Ausgehungert soll im Mittelalter einst hier ein Bär hinab ins Dorf gestiegen sein und eine Schäferin geraubt haben. Holzfäller, die in der Nähe arbeiteten, hörten die Hilferufe des jungen Mädchens. Nach intensivem Kampf mit dem Zotteltier konnte die junge Frau befreit werden. Bei der Diada de l’Os, wie die einheimischen Katalanen das Bärenfest nennen, lebt die Legende alljährlich wieder auf.
Am Morgen des Bärentages reiben sich drei junge Männer ihre Gesichter mit Öl und Ruß ein, verhüllen den Körper mit Schafsfellen, nehmen einen Stock in die Hand und rennen so durch die Gassen des Ortes, die Schäferin in ihren Fängen, Besucher und Dörfler hinterher.
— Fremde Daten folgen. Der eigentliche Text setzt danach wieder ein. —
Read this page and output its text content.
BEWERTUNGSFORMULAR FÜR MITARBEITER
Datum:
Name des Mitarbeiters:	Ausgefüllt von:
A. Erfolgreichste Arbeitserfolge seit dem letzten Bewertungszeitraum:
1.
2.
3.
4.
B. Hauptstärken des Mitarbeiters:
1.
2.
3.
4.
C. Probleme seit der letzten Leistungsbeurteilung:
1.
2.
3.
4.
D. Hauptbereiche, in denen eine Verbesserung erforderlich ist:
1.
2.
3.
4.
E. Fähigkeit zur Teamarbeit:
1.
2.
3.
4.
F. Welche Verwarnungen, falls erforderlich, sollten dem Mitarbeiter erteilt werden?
Wer sich ihnen in den Weg stellt, wird mit Ruß beschmiert.
Doch da kommen schon die barbiers, die „guten Retter“, allesamt Honoratioren der Gemeinde, mit mehlbestäubten Gesichtern und weißen Hemden und Hosen. Sie kesseln die Bären ein, legen sie in Ketten und zerteilen ihr Fell mit Äxten. Das Gute hat gesiegt. Prats-de-Mollo-la-Preste feiert den Trubel, ruß- und mehlverschmiert, ausgelassen bis spät nachts – mit Bärenbier seiner Brasserie de l’Ours.
Welch ein Theater: die Fête de l’Ours von Arles-sur-Tech


Jedes Dorf kennt seine eigene Choreographie bei der Fête de l’Ours. Den Auftakt der Bärenfeste macht jedoch stets Arles-sur-Tech am ersten Wochenende im Februar. Drei Tage lang dauert dort das Fest, und auch für die Kinder gibt es am Samstag eine eigene Fête de l’Ours. Diese Version des Bärenfestes hebt sich durch ihre theatralischen Elemente und festgelegten Rituale von anderen Dörfern ab.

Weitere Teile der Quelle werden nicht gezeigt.